Benchmarking Classical, Deep, and Generative Models for Human Activity Recognition
Md Meem Hossain, The Anh Han, Safina Showkat Ara, Zia Ush Shamszaman
TL;DR
This paper addresses HAR by benchmarking classical ML, deep learning, and Restricted Boltzmann Machine methods across five standard datasets (UCI-HAR, OPPORTUNITY, PAMAP2, WISDM, Berkeley MHAD). It evaluates a broad model set including DT, RF, SVM variants, CNN, RNN/LSTM/BiLSTM/GRU, ANN, DBNs, and DBMs using accuracy, precision, recall, and F1-score.

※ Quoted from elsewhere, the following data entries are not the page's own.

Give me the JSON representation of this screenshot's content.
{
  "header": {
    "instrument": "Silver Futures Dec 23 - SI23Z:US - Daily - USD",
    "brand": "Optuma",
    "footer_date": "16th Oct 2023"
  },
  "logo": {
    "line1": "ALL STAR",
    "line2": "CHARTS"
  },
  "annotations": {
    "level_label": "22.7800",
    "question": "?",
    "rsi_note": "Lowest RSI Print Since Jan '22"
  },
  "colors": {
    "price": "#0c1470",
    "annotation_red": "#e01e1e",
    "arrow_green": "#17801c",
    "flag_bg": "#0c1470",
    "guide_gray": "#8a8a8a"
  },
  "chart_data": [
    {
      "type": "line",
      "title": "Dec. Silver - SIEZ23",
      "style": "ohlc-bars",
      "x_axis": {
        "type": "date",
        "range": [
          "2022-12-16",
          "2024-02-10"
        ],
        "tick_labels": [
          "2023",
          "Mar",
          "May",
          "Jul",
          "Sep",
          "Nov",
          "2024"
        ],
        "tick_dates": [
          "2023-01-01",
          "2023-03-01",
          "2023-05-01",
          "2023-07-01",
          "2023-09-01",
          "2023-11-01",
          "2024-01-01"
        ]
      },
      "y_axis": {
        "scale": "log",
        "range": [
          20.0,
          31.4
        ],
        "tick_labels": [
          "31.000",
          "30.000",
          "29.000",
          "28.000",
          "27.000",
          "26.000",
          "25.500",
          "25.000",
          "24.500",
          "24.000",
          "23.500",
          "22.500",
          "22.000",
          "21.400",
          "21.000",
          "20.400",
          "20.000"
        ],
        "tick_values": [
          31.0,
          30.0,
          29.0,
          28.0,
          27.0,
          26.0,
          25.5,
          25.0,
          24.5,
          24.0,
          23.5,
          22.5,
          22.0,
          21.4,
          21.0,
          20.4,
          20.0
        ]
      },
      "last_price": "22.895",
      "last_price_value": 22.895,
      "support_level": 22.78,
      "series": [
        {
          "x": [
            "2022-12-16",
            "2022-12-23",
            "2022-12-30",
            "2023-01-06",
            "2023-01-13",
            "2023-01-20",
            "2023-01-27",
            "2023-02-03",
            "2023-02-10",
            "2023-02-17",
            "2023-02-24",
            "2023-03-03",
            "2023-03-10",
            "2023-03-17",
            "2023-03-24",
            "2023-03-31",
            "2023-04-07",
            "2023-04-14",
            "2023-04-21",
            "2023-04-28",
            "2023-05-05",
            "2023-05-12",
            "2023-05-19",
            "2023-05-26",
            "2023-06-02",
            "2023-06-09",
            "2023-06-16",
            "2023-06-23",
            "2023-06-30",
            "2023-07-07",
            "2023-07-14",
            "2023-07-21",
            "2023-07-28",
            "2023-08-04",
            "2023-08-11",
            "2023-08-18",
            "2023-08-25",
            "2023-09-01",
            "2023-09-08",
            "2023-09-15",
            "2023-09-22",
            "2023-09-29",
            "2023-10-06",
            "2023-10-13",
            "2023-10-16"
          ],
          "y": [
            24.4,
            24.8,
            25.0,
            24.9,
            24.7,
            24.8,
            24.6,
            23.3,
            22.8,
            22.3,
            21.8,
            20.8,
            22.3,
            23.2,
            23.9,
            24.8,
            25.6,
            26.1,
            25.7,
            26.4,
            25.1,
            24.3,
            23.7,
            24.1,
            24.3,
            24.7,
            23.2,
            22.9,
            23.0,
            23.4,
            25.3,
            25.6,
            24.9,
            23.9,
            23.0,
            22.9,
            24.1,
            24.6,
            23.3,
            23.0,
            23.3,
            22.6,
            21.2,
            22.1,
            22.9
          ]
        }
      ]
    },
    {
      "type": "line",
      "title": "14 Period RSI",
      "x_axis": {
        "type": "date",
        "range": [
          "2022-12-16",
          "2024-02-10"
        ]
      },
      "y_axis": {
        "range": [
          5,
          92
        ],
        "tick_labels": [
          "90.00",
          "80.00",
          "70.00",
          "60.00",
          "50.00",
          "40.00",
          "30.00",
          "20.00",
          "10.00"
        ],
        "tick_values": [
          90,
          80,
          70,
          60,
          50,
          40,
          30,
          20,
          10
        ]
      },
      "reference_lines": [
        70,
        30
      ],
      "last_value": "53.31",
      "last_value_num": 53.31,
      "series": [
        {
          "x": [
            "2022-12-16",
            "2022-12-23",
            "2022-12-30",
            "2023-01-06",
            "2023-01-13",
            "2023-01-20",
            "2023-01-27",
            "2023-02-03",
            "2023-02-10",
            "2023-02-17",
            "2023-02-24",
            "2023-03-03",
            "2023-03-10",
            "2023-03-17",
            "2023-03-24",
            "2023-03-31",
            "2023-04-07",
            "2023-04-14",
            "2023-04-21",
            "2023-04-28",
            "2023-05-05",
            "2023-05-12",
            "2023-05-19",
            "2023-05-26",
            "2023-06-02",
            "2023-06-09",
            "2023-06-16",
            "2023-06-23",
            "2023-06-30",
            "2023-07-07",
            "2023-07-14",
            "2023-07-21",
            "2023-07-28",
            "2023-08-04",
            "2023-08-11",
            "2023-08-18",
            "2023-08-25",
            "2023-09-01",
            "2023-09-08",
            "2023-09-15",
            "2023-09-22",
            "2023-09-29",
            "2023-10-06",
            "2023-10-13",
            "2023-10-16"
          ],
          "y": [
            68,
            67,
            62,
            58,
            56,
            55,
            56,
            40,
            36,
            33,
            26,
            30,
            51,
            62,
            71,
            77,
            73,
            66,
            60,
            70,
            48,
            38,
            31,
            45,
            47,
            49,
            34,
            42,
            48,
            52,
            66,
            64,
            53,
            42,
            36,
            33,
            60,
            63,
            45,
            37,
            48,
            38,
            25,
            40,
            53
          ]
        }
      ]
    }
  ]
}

Key findings show CNNs consistently outperform others, especially on complex datasets like Berkeley MHAD, while RF excels on smaller datasets and RBMs offer strong feature-learning potential, sometimes approaching deep models. These results provide practical guidance for selecting HAR models based on dataset size, modality, and computational constraints, and highlight RBMs as a viable path for feature learning and cross-domain HAR exploration.
Abstract
Human Activity Recognition (HAR) has gained significant importance with the growing use of sensor-equipped devices and large datasets. This paper evaluates the performance of three categories of models : classical machine learning, deep learning architectures, and Restricted Boltzmann Machines (RBMs) using five key benchmark datasets of HAR (UCI-HAR, OPPORTUNITY, PAMAP2, WISDM, and Berkeley MHAD). We assess various models, including Decision Trees, Random Forests, Convolutional Neural Networks (CNN), and Deep Belief Networks (DBNs), using metrics such as accuracy, precision, recall, and F1-score for a comprehensive comparison. The results show that CNN models offer superior performance across all datasets, especially on the Berkeley MHAD. Classical models like Random Forest do well on smaller datasets but face challenges with larger, more complex data. RBM-based models also show notable potential, particularly for feature learning. This paper offers a detailed comparison to help researchers choose the most suitable model for HAR tasks.